Das Beunruhigende an den vorliegenden Informationen ist allerdings, dass die Ausführungen des Umweltkommissars offenbar nur die Grundlage einer „Orientierungsdebatte“ darstellen sollen, die Entscheidung über das weitere Vorgehen der Kommission aber ausschließlich bei Kommissionspräsident Jean-Claude Juncker und seinem Kabinettchef Martin Selmayr liegt. Wenn Sie diese Ausgabe in der Hand halten, verehrte Leserinnen und Leser, ist also voraussichtlich bereits die Entscheidung gefallen, ob die Kommission Vorschläge zur besseren Umsetzung der Richtlinien vorlegen wird oder eine Öffnung und „mögliche Zusammenlegung“ empfiehlt – trotz aller gegenteiligen Voten des Europaparlaments, der EU-Umweltminister, des Ausschusses der Regionen, der Zivilgesellschaft und vieler Wirtschaftsunternehmer, die dafür plädiert haben, die jetzt erreichte Rechts- und Planungssicherheit nicht wieder durch jahrelange Diskussionen der Richtlinien und ihrer Anhänge zu gefährden.

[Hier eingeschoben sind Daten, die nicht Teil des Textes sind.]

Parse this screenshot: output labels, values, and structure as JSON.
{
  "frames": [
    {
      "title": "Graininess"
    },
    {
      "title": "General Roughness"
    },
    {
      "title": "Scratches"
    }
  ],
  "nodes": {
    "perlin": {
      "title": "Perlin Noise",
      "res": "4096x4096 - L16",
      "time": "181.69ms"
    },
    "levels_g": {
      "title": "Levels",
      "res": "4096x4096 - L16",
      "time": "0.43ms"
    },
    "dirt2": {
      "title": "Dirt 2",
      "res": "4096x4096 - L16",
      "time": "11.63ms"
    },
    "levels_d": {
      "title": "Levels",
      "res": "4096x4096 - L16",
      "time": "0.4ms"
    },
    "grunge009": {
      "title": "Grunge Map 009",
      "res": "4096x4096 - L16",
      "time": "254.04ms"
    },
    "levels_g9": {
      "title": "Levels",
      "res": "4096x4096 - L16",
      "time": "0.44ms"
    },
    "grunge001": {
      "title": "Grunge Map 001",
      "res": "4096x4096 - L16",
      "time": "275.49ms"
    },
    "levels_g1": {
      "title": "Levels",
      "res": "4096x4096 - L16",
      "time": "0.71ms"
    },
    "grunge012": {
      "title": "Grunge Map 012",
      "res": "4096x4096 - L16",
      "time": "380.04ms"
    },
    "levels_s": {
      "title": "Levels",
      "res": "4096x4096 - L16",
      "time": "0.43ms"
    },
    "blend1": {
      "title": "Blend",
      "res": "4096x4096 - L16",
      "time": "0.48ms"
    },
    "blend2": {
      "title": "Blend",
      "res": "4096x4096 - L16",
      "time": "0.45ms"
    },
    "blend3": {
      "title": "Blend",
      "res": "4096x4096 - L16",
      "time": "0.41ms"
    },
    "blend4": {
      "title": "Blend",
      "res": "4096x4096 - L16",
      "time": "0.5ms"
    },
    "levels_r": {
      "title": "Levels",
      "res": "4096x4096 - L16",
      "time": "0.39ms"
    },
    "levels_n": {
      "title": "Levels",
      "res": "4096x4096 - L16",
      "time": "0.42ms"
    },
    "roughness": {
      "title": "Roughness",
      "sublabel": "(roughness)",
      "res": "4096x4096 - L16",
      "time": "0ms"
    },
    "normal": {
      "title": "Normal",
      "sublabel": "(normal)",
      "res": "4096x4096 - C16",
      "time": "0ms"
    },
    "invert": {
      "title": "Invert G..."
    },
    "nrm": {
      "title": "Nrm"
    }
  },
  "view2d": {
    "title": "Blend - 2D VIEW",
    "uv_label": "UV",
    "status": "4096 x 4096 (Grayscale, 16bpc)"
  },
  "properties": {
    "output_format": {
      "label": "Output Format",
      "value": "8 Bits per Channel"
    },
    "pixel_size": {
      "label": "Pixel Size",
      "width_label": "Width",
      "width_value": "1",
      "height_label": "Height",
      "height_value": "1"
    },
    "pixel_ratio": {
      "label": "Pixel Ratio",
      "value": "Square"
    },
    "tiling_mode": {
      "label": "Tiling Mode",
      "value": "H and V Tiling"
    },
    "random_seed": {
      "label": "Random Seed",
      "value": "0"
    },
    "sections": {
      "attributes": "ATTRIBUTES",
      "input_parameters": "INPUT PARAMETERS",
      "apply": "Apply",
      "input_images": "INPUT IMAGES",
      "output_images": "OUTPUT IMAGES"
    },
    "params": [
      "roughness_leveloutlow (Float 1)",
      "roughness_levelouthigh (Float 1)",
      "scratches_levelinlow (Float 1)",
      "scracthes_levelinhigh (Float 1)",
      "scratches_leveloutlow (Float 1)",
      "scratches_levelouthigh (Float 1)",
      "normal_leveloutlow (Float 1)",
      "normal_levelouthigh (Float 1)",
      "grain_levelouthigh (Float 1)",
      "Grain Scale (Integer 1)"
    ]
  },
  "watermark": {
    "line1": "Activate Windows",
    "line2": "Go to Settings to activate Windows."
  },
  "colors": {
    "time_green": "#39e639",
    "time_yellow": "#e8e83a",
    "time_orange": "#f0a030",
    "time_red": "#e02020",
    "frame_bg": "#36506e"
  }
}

Leider gibt es für diesen „worst case“ einige Indizien. So hat Kommissionspräsident Juncker, dem ansonsten ein sehr enger Kontakt zu Parlamentspräsident Martin Schulz nachgesagt wird (Naturschutz und Landschaftsplanung 48 (11): 334), sich vier Wochen Zeit gelassen, auf den Appell des Parlamentspräsidenten von Mitte Oktober zu reagieren – ein ziemlicher Affront gegenüber dem Parlament und seinen Präsidenten. Junckers Brief enthält schon bekannte Allgemeinplätze, etwa den Hinweis, dass die „internen Diskussionen noch nicht abgeschlossen seien“ (acht Monate nach Vorlage des Evaluationsberichtes!). Besorgniserregend ist die Andeutung, dass der Arbeitsauftrag („mission letter“) an Vella als „Priorität“ die Prüfung der Möglichkeit zur „Zusammenlegung und Modernisierung“ der Richtli­nien umfasst habe. Kein Wort darüber, dass bereits dieser „mission letter“ vom Herbst 2014 dem ergebnisneutralen Mandat des „Fitness Checks“ der Vorgänger-Kommission vom Februar 2014 widersprach. Ebenso wenig spiegelt sich die Tatsache wider, dass im Laufe des zweieinhalbjährigen Prüfungsprozesses deutlich geworden ist, dass die Richtlinien „fit for purpose“ sind und eine Öffnung und Zusammenlegung von allen Beteiligten abgelehnt wird – außer von Juncker und seinem Kabinettchef Selmayr.

Druck vom Kabinettchef

Beunruhigend in diesem Zusammenhang wirkt auch, dass sich in den Brüsseler Medien wie „Politico“ – leider von deutschen Medien bislang nicht aufgegriffen – die Berichte häufen, mit welch „harter Hand“ Martin Selmayr offenbar nicht nur die politische Richtung für die Chefs der Kabinette der anderen Kommissare vorgibt, sondern offenbar sogar Druck auf die Kommissarinnen und Kommissare ausübt, selbst auf die Vizepräsidenten der EU-Kommission. In einem Bericht vom 17. November wird er gar als das „Monster im Berlaymont“ beschrieben, der die EU-Kommission wie „die gnadenlose Hand eines Königs“ leite (s. Link).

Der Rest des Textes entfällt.